Winters can be cold with temperatures going below 5°C at times. At altitudes over 4880 meters (16,000 feet), the climate is bitterly cold with winter temperatures consistently below the freezing point and the area perennially shrouded in snow and ice.


Summers in the plains region of Uttarakhand have a climate similar to surrounding plain regions of the different Indian states with the maximum temperature crossing the 40°C mark and often with considerable humidity. Warm temperatures around 25°C prevail in the Middle Himalayan valleys making it ideal for people of the plains to beat the heat. In the higher areas of middle Himalayas the temperatures are around 15 to 18°C, still pleasant.  The season extends from April to June.


Uttarakhand during winter in the plains region can be cold with temperatures going below 5°C mark. The winters in the middle Himalayan valleys are very cold and in the higher areas the temperature can often drop below the freezing point. The Himalayan peaks remain snow-capped throughout the year and many places receive regular snowfall. Throughout the state the temperature ranges from sub-zero to 15°C and the season lasts from November to February.



The monsoon between July to September has temperatures between 15 to 25°C in most places. The state receives 90% of its annual rainfall in this season. The eastern parts of Himalaya are subjected to heavier rainfalls while western partsare relatively drier.


Uttarakhand has a very simple, yet delicious cuisine. The primary food of Uttarakhand includes vegetables, pulses and roti (flat bread). Coarse grain with high fibre content is very common in Uttarakhand cuisines.
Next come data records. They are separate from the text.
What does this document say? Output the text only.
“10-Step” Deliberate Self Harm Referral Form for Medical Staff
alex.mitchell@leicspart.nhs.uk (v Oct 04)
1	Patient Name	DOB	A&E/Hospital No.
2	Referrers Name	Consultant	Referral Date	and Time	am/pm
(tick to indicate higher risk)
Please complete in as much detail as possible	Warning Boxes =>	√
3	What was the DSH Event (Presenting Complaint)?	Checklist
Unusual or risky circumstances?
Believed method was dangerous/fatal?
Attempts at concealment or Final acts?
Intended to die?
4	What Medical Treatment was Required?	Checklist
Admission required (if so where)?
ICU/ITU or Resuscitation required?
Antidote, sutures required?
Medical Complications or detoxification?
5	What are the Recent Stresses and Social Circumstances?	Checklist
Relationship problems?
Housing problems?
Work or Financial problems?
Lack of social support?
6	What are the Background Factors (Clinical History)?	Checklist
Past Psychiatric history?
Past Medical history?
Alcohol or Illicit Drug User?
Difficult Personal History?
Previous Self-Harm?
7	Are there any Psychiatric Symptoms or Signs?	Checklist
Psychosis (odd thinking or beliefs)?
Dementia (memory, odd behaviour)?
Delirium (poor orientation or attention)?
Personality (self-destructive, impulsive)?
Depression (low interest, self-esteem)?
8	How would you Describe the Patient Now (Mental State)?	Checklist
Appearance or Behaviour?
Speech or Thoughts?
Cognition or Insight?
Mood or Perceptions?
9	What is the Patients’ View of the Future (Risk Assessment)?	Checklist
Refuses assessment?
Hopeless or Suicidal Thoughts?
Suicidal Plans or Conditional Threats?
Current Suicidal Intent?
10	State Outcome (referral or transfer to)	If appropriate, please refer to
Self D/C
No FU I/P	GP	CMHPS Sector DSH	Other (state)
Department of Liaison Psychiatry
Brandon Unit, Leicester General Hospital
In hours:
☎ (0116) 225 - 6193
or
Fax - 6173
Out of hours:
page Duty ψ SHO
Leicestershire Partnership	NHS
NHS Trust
  • Dubka is a simple dish made from various lentils. These are grounded and a curry like dish is prepared from the grounded lentils and made with few local spices available in the Kumaon hills like jakhiya (Cleme Viscosa). It is usually made in an iron wok and eaten with rice or roti.
  • Chains is a preparation of whole urad dhal which is first roasted then ground and then seasoned into a soup.
  • Kaap is a dish prepared with spinach leaves crushed into a paste and cooked with other condiments.
  • Jhoi is a curry seasoned with curd and curry leaves.
  • Saag is a dish of green vegetables. Can be made from any of the various green vegetables like palak (spinach), methi (fenugreek).
  • Bal Mithai is a brown chocolate-like fudge, made with roasted khoya (thickened milk), coated with white sugar balls.